DNA methylation is almost exclusively found on 5C of cytosine of CpG dinucleotides. It takes place through enzymatic addition of methyl groups using DNMTs. It has long been thought as an inheritable, stable epigenetic mark related to long-term silencing and has been implicated in various biological processes, including gene imprinting, X chromosome and transposon repression, and the establishment and maintenance of stable cellular identities [7]. Aberrant DNA methylation has been associated with imprint-related diseases, neurological disorders, and cancer. For example, the promoters of tumor suppression genes have been shown to be frequently hypermethylated and silenced in various cancers [8]. The identification of epigenetic abnormalities, such as DNA hypermethylation on tumor suppressor genes, may provide biomarkers useful in cancer diagnostics. The correction of abnormal epigenetic modification with drugs also provides an opportunity a for cancer treatment. This approach may have a therapeutic advantage over genetic manipulation. In HBV-related HCC, various studies have shown which tumor-suppressor genes can be silenced by methylation of DNA promoters [9], [10], [11]. This suggests that DNA methylation may be suitable for use in the suppression of cancer-resistant genes in HCC.

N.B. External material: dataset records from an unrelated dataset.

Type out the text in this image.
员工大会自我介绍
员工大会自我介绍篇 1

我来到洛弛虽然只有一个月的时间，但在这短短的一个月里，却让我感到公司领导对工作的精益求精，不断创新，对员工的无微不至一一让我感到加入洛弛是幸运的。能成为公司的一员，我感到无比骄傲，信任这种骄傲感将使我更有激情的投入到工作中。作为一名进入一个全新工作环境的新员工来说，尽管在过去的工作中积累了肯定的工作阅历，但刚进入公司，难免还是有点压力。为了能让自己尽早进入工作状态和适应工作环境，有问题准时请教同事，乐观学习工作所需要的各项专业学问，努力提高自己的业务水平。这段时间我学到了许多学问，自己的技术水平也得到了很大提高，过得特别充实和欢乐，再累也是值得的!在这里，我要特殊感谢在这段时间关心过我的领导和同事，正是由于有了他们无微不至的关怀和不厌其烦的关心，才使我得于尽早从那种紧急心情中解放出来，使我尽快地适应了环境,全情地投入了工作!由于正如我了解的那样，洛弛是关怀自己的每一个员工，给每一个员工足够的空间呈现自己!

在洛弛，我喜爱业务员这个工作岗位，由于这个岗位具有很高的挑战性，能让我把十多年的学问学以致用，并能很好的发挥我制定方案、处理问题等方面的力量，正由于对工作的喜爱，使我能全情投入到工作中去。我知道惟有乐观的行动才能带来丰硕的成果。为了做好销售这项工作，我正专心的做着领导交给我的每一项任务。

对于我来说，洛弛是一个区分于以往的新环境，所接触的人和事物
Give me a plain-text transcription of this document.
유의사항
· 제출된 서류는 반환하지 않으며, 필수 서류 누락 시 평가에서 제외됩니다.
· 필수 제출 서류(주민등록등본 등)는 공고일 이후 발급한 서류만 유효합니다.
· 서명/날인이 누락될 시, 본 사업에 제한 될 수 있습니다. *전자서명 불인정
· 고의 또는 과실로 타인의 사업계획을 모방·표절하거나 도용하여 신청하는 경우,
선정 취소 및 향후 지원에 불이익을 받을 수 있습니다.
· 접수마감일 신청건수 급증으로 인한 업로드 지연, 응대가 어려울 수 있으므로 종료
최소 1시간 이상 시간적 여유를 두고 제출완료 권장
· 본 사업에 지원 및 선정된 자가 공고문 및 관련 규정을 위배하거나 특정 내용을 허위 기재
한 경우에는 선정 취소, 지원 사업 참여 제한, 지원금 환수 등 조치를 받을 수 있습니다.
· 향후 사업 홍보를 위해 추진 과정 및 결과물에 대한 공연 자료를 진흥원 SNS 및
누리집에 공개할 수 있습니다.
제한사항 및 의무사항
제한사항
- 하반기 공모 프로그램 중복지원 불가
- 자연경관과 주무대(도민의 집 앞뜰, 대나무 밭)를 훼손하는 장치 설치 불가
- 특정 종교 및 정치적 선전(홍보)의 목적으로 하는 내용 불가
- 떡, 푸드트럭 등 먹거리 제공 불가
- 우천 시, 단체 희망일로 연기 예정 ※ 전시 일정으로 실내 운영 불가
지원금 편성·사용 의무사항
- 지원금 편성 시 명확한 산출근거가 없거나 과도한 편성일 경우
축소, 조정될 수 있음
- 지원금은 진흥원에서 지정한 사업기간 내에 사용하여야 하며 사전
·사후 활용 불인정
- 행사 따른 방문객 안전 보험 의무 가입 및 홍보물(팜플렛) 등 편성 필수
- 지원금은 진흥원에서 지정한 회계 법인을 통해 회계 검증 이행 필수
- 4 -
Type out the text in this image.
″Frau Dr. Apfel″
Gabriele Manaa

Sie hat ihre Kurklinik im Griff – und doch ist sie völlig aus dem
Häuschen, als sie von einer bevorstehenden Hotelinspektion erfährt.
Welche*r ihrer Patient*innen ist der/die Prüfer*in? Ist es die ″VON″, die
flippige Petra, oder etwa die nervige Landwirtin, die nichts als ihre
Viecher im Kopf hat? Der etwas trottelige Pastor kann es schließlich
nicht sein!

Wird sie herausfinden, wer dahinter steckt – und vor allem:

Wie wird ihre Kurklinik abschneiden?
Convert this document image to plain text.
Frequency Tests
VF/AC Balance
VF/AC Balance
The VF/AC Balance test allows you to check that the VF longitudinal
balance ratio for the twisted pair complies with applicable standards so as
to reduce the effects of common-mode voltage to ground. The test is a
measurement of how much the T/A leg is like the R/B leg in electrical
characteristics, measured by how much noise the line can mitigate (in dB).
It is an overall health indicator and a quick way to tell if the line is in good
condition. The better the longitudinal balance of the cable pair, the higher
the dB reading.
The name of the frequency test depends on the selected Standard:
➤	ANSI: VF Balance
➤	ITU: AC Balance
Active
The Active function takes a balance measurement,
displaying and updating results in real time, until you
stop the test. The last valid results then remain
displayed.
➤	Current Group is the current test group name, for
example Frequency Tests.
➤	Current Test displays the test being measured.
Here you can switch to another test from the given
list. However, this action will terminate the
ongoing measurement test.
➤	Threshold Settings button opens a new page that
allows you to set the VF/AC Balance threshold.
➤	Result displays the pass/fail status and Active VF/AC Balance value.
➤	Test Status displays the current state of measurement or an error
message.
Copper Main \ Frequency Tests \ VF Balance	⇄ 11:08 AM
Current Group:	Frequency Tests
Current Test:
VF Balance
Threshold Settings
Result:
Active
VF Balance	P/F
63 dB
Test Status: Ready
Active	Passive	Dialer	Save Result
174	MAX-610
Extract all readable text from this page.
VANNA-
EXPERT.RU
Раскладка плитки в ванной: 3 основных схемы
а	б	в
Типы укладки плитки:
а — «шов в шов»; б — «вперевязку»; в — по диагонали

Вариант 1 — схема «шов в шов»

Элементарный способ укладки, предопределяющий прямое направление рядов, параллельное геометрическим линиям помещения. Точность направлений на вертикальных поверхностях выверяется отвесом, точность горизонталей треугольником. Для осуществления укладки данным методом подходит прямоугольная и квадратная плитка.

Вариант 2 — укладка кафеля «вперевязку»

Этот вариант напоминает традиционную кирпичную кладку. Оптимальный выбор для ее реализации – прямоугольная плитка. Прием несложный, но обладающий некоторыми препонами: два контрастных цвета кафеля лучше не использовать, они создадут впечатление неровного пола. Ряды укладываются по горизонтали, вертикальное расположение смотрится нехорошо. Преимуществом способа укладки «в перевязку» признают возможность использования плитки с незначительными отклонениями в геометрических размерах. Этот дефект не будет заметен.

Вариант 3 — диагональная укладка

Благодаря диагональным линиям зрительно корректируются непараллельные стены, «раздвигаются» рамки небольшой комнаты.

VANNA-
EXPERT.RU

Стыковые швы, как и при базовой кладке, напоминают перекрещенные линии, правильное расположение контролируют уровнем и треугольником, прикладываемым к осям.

MicroRNAs (miRNAs) are small, highly conserved non-coding RNAs. They suppress the expression of protein-coding genes by either translational repression or by mRNA degradation, depending on the manner in which they bind to complementary 3′-untranslated regions (3′-UTR) of target messenger RNA (mRNA) [12]. Recent reports have shown that miRNAs can function as oncogenes and as tumor suppressors to promote or prevent cancer development, respectively [13], [14]. Disease-related epigenetic transformations and cancer development have also been linked to aberrant expression of miRNAs [15]. In other cancers, miRNA levels decrease throughout the body [16]. This type of global miRNA repression has been observed in HCC, underscoring the protumorigenic effects of miRNA loss-of-function in cancer [17]. Previous studies have suggested that epigenetic modifications, particularly DNA hypermethylation, may play crucial roles in the initiation of HCC [18], [19]. Growing amounts of evidence show that miRNAs may act as targets and effectors of atypical DNA hypermethylation [20]. In human tumors, some miRNAs are inactivated by the aberrant hypermethylation of CGIs [21], [22]. However, DNA-methylation-associated silencing of tumor-suppressive miRNAs in HBV-related HCC remains poorly understood.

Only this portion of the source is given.